The amount of advertising and reletting fee that you pay should be equal to how long you have left on the lease. For example, if you have been in a house for 6 months and your lease is 12 months, then you can expect to pay half of these costs.
However, there are some circumstances under which you can end a lease early without being liable for costs.
You can give 14 days’ written notice to end your lease if:
- The house you are living in has been put on the market for sale and you were not told that it would be sold before you signed the lease.
- You will be moving into social housing.
- You will be moving into an aged care residence (not a retirement village).
- You have obtained a final apprehended violence order (AVO) against someone living with you that means they can no longer live there.
You can give 21 days’ written notice to end your lease if:
- You share the tenancy with a co-tenant who has passed away.
- You have a fixed term rental agreement of more than 2 years and you have been given notice of a rent increase.
In these circumstances, you will only be liable for rent up until the notice period has ended and you have vacated the premises.
Ending a lease because the landlord has breached the rental agreement
If your landlord has breached the rental agreement (for example, by not keeping the house in reasonable working order) then you may be able to end the lease without penalty.
If the breach is serious, you can either:
- Give the landlord 14 days’ notice in writing that you will be ending the lease. The landlord may apply to the NSW Civil and Administrative Tribunal if they disagree.
- Apply to the NSW Civil and Administrative Tribunal for the lease to be terminated.
Giving notice of leaving at the end of the lease
If your fixed term lease is coming to an end and you would like to vacate the premises, you must give a minimum of 14 days’ written notice to your landlord or real estate agent. You can give the notice any time up until the final day of the lease.
If your fixed term lease has ended and you haven’t yet signed a new lease, you must give 21 days’ written notice.
Ending a lease through mutual agreement
You and your landlord can agree to end the lease at any time if you mutually agree in writing.
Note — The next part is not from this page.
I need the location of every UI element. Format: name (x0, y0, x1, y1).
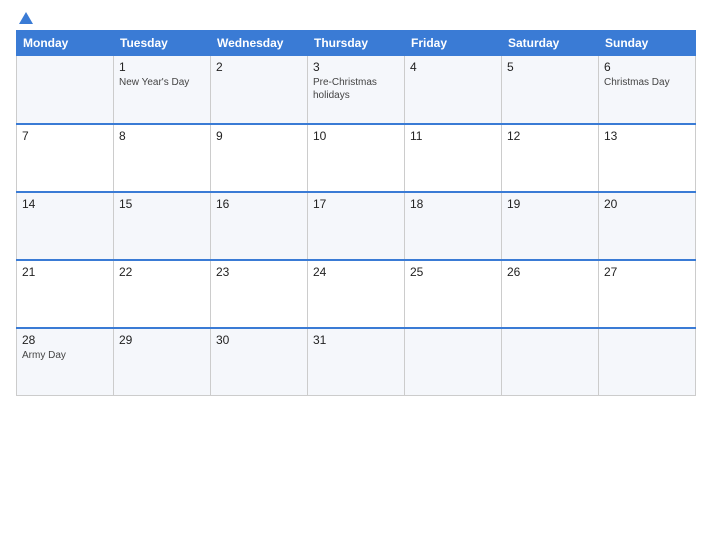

Apply to end a lease due to hardship
If you would suffer severe hardship if you were to continue to be liable for your lease, you can apply to the NSW Civil and Administrative Tribunal to have the lease terminated. You will need to keep paying rent until the Tribunal has determined the outcome of your application.
The Tribunal will need to be satisfied that the hardship you are facing is serious and that you weren’t facing the hardship when you moved into the premises.
How to give written notice
You cannot give written notice via email or text message.
You need to deliver the written notice by:
- Handing it to your landlord or real estate agent in person.
- Handing your notice to someone over 16 years of age at your landlord’s premises or the real estate agency.
- Putting the notice in your landlord or real estate agents letterbox in an envelope addressed to them.
- Posting the notice to your landlord or real estate agent at their nominated address.
- Faxing the notice to your landlord or real estate agent.